First, if all NGOs annual incomes in Uganda are summed up, it can run into trillions of shillings. Yet, the people who gain access to this data are their own self-appointed directors and donors.

Second, unlike private businesses that are financed through hard loans and profit re-investments, much public funding given to NGOs are in grants and donations. But interestingly, businesses have enormous ability to give more money to government through taxes than NGOs - with soft capital.

With fat accounts, NGOs instead want untaxed services in the guise of being not-for-profit entities. To keep the State going and growing, government would rather put their fingers on businesses and not NGOs.

Third, business impacts can easily be felt in the profits and taxes they generate; and the goods and services people need that they offer. NGOs on the other hand, find it difficult to effect large-scale impacts at national or community levels.

Their input-output-outcome chain of change measurement is painfully clumsy to measure and hard to isolate on individual human status.

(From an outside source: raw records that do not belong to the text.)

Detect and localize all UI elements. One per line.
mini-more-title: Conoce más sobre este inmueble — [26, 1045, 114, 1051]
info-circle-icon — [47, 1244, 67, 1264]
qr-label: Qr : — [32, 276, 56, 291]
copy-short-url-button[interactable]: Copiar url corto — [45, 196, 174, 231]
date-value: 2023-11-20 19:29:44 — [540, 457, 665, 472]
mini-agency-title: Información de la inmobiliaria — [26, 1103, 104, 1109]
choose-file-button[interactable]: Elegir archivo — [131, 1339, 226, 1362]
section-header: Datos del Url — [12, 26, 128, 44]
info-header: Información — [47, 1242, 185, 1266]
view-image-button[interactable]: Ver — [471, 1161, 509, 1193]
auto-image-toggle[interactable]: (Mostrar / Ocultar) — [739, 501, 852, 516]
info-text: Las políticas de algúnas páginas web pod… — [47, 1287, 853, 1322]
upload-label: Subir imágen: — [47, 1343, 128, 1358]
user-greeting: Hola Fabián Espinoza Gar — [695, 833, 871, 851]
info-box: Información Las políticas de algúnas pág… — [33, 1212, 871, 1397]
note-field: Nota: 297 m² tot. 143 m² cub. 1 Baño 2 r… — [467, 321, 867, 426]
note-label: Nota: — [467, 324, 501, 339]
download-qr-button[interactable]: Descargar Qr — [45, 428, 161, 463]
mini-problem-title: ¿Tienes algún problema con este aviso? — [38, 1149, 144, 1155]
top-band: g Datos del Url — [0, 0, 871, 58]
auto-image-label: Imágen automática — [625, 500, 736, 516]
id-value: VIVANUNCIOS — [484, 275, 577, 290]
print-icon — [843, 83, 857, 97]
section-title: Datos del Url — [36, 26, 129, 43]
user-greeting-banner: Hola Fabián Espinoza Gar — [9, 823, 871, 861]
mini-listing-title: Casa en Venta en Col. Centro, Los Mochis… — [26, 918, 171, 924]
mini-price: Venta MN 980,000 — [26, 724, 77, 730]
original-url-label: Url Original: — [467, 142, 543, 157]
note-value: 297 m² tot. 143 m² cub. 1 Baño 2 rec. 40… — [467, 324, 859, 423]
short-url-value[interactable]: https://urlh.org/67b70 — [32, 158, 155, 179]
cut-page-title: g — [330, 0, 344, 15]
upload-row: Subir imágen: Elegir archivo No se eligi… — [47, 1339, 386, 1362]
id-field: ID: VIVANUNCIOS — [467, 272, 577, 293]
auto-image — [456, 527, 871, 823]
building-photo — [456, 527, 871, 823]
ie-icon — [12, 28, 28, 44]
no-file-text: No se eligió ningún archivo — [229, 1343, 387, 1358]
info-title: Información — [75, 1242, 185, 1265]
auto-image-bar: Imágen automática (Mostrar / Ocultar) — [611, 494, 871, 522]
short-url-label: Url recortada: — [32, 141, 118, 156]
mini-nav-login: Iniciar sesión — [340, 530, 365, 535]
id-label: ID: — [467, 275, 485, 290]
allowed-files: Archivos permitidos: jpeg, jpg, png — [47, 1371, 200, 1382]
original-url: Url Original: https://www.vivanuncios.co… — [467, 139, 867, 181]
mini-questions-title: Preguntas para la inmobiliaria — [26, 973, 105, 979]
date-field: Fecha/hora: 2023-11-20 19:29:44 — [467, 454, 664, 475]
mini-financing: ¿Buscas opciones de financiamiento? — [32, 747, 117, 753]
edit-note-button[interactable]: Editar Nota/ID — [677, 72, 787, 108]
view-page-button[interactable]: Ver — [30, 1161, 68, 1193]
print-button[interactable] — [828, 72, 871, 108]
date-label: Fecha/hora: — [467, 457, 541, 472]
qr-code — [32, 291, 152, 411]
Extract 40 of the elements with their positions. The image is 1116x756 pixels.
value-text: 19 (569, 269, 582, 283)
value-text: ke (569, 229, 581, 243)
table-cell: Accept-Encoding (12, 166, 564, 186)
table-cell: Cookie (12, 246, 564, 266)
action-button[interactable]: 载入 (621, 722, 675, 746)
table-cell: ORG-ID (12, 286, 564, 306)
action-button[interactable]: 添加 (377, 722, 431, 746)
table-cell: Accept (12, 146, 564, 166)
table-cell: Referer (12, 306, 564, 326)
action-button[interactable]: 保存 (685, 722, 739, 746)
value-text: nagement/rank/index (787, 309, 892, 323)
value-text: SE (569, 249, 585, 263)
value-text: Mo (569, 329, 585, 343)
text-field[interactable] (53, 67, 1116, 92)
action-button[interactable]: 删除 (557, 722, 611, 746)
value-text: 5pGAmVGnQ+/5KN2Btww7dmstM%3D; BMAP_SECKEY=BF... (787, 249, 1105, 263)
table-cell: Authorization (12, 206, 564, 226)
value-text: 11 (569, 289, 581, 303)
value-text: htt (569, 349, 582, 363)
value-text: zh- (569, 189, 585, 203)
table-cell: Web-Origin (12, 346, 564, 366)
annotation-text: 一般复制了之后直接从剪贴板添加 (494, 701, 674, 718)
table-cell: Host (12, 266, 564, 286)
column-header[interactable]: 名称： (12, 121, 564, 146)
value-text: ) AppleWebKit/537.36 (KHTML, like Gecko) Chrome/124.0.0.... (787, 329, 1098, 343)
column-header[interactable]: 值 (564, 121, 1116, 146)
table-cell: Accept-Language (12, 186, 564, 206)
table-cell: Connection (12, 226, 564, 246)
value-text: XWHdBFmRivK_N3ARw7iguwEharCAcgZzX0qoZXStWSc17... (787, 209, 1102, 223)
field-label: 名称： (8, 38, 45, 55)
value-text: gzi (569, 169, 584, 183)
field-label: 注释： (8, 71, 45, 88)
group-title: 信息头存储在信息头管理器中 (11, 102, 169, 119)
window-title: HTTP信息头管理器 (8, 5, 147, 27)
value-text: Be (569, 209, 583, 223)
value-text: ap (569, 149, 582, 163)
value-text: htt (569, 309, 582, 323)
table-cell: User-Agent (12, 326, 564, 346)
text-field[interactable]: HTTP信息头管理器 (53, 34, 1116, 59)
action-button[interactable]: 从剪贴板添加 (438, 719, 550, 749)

Worse still, there is great inability to sum up benefits of different NGO interventions across programmes and population sub-groups; and to calculate their combined contribution to national GDP.

Fourth, if you take elections as an example, NGOs have played a smaller role in the organisation and conduct of State polity and elections. They have failed to fill the void left by weak political parties and trade unions.

Because of this, they have lost credibility and become politically inconsequential so much so that the disconnect between political society and civil society is nearly total.

NGOs see no benefit from participating in electoral process while political parties discern no electoral benefit from a disorganised and disoriented civic groups.

Because much public funding is given to NGOs by donors, government needs to regulate their activities to achieve higher standards of performance.

Without any strong law, NGOs are only a pass-through for donor resources operating under the watch and reporting controls of their own directors and set regulations.